Quando a Visão Fala pelo Som
When Vision Speaks for Sound
May 13, 2026
Autores: Xiaofei Wen, Wenjie Jacky Mo, Xingyu Fu, Rui Cai, Tinghui Zhu, Wendi Li, Yanan Xie, Muhao Chen, Peng Qi
cs.AI
Resumo
Apesar do rápido progresso dos MLLMs capazes de processar vídeo, descobrimos que sua aparente compreensão de áudio em vídeos é frequentemente impulsionada pela visão: os modelos dependem de pistas visuais para inferir ou alucinar informações acústicas, em vez de verificar o fluxo de áudio. Esse problema se manifesta tanto em modelos omni de última geração com código aberto quanto nos principais modelos de código fechado de provedores como Google e OpenAI. Caracterizamos esse modo de falha como um efeito Clever Hans audiovisual, no qual os modelos aparentam (falsamente) estar fundamentados no áudio, mas na verdade exploram correlações visuoacústicas sem verificar se os fluxos de áudio e visual estão verdadeiramente alinhados. Para estudar sistematicamente esse comportamento, introduzimos o Thud, uma estrutura de sondagem orientada por intervenções baseada em três edições de áudio contrafactuais: Deslocamento, que testa a sincronização temporal; Silenciamento, que testa a existência de som; e Troca, que testa a consistência audiovisual. Além do diagnóstico, estudamos ainda uma receita de alinhamento em dois estágios: pares de preferência derivados de intervenções ensinam a verificação de áudio, enquanto preferências gerais de vídeo em nível de evento regularizam o modelo contra a superespecialização. Nossa melhor receita com 10.000 amostras melhora o desempenho médio nas três dimensões de intervenção em 28 pontos percentuais, ao mesmo tempo que melhora ligeiramente o desempenho em benchmarks gerais de vídeo e de perguntas e respostas audiovisuais.
English
Despite rapid progress in video-capable MLLMs, we find that their apparent audio understanding in videos is often vision-driven: models rely on visual cues to infer or hallucinate acoustic information, rather than verifying the audio stream. This issue appears across both state-of-the-art open-source omni models and leading closed-source models from providers such as Google and OpenAI. We characterize this failure mode as an audio-visual Clever Hans effect, in which models appear (falsely) audio-grounded, but actually exploit visual-acoustic correlations without verifying whether the audio and visual streams are truly aligned.

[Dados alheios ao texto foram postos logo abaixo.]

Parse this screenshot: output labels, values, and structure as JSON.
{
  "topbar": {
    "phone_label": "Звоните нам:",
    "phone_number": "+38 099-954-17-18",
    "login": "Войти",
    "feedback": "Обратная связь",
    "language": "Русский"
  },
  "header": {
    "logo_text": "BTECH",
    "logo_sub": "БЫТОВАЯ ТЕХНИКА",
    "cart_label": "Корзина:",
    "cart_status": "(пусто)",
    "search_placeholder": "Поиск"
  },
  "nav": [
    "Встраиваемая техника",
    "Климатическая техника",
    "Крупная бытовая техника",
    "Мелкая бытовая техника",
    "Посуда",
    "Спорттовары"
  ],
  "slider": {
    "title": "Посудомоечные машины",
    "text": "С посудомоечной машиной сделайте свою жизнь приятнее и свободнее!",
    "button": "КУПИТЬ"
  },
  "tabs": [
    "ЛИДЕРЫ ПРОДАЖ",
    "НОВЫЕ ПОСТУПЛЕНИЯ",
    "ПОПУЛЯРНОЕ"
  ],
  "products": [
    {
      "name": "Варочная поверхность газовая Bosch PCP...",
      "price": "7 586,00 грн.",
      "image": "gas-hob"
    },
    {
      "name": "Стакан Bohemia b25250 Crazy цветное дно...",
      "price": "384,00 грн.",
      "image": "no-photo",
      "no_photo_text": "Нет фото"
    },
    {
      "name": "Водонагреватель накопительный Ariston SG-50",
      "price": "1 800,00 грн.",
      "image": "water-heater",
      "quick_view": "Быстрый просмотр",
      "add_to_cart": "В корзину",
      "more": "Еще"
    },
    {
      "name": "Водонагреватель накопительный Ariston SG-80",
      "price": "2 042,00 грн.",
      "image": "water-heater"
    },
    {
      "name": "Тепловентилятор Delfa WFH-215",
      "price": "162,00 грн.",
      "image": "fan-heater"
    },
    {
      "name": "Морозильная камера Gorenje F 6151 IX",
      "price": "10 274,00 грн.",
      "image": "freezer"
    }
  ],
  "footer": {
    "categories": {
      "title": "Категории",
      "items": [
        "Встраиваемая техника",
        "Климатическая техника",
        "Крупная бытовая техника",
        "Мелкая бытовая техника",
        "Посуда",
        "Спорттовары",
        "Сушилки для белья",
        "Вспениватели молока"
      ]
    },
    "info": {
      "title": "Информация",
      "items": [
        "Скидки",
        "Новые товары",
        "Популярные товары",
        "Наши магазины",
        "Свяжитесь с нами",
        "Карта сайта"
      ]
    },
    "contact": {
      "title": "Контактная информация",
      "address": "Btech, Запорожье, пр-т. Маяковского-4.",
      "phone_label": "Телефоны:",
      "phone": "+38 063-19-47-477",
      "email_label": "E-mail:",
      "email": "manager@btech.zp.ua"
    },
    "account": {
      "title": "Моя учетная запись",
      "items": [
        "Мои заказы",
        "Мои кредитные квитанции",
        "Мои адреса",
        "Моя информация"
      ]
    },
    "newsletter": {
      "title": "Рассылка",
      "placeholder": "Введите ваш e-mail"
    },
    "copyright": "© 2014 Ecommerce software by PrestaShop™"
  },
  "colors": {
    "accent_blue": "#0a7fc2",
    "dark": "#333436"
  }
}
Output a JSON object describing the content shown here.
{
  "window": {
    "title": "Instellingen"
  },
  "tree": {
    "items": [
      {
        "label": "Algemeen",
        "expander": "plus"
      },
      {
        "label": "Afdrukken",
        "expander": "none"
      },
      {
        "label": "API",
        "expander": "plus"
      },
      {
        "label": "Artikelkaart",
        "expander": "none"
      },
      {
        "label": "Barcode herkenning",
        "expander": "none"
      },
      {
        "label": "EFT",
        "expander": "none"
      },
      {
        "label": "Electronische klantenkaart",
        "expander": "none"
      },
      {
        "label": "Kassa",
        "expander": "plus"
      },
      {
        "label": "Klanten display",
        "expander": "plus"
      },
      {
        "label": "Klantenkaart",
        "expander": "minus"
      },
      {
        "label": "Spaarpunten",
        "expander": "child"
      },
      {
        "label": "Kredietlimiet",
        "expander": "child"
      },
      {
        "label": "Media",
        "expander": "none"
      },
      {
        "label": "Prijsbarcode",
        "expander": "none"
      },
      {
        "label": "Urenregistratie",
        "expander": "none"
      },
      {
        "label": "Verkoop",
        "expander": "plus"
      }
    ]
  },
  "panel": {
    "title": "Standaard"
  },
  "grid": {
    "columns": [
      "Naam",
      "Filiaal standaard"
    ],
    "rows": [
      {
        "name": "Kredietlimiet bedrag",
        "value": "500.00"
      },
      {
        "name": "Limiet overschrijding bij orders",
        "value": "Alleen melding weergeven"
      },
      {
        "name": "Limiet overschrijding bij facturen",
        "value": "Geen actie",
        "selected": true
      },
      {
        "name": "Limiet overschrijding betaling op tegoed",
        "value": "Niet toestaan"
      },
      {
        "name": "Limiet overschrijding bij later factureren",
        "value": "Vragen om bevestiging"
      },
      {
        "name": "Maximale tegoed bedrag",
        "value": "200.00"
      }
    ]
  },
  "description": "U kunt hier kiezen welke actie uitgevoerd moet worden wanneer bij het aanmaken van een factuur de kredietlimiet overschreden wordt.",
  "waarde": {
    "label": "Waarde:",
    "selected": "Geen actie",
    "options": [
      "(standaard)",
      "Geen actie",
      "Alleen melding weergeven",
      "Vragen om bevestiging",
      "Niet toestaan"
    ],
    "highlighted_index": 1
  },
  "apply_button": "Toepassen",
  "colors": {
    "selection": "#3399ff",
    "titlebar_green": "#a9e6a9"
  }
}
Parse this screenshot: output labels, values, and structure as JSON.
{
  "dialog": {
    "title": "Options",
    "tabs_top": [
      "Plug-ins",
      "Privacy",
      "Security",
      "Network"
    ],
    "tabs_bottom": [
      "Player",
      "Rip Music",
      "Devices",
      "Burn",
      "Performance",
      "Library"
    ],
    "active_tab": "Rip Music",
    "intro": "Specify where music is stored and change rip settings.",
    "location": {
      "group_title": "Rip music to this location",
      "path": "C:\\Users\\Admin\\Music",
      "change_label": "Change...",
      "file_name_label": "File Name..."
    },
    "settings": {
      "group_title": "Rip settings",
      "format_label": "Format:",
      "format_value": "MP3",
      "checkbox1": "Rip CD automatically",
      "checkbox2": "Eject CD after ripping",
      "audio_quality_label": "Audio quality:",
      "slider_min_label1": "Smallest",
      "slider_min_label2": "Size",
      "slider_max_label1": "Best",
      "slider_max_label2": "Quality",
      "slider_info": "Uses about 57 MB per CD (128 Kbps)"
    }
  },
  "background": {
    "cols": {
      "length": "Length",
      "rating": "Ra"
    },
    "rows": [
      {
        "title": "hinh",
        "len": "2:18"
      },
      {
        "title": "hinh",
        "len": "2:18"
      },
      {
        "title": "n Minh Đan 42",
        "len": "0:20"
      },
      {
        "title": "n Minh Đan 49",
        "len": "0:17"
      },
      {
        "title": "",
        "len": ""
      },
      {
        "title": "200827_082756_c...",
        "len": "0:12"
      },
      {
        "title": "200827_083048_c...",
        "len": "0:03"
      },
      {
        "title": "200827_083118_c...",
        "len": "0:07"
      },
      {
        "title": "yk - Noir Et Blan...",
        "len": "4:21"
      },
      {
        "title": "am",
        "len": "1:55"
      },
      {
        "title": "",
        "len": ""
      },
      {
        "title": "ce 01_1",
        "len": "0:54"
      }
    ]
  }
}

To systematically study this behavior, we introduce Thud, an intervention-driven probing framework based on three counterfactual audio edits: Shift, which tests temporal synchronization; Mute, which tests sound existence; and Swap, which tests audio-visual consistency. Beyond diagnosis, we further study a two-stage alignment recipe: intervention-derived preference pairs teach audio verification, while event-level general video preferences regularize the model against over-specialization. Our best 10K-sample recipe improves average performance across the three intervention dimensions by 28 percentage points, while slightly improving performance on general video and audio-visual QA benchmarks.